Scientific visualization is concerned with facilitating discovery, exploration, and analysis of scientific datasets that arise from physical experiment and computer simulations. Its application areas cover all disciplines of computational science and include areas such as mechanical engineering, astrophysics, fluid dynamics, medicine and many more. While many physical techniques can be replicated using computational algorithms, scientific visualization techniques can go beyond typical experimental setups.

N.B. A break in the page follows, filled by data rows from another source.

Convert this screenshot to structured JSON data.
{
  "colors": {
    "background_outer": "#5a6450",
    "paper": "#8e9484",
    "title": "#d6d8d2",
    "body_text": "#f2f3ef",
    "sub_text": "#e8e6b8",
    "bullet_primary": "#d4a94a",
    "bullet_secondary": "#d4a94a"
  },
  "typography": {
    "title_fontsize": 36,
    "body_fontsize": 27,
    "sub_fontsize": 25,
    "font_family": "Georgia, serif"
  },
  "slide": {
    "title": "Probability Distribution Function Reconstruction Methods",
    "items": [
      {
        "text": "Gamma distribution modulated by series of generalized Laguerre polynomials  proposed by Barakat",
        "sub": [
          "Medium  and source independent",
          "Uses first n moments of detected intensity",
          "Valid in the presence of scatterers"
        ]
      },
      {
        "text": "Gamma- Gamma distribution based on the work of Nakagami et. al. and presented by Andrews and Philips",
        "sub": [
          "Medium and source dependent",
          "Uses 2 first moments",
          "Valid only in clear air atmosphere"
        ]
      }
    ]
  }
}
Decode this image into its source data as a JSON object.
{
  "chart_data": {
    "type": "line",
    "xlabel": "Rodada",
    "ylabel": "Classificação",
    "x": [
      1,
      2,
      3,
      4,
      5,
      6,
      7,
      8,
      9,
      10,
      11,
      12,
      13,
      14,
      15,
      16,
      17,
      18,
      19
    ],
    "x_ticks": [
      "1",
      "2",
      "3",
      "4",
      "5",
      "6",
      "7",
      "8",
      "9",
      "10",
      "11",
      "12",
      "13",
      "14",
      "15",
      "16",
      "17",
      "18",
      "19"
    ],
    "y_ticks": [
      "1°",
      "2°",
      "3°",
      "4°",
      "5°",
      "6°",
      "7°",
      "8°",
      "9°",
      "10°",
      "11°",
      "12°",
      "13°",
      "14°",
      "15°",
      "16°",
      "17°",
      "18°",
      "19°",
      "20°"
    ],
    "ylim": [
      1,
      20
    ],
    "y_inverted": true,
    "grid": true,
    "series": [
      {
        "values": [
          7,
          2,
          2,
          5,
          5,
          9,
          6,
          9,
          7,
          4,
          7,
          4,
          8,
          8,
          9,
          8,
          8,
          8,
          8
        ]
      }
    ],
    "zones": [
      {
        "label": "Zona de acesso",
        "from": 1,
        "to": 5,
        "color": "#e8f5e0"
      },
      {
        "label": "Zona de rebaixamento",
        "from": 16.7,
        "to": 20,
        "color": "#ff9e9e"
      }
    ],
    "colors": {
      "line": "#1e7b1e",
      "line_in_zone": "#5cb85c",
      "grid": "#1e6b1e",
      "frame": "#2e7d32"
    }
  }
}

The lecture focuses on fundamental aspects of computational data representation and covers foundational visualization techniques for scalar fields, vector fields, and tensor fields. Here, both direct representations of data sets are covered, as well as indirect analysis approaches such as e.g. topological analysis that provide abstract summaries of data sets. Participants will be equipped with solid methodological background and a comprehensive overview of the most important contemporary techniques. Furthermore, problems and approaches in visualizing very large datasets – which exceed the size of main memory – are discussed. Last but not least, the lecture will cover the application of scientific visualization in practice, and available tools such as e.g. ParaView and the VTK library will be discussed.
As a successful application of scientific visualiztion requires a high level of practical proficiency, the exercises focus on practical matters and focus on the implementation of algorithms and an examination of their characteristics. Consequently, participants will conduct biweekly programming projects in small teams.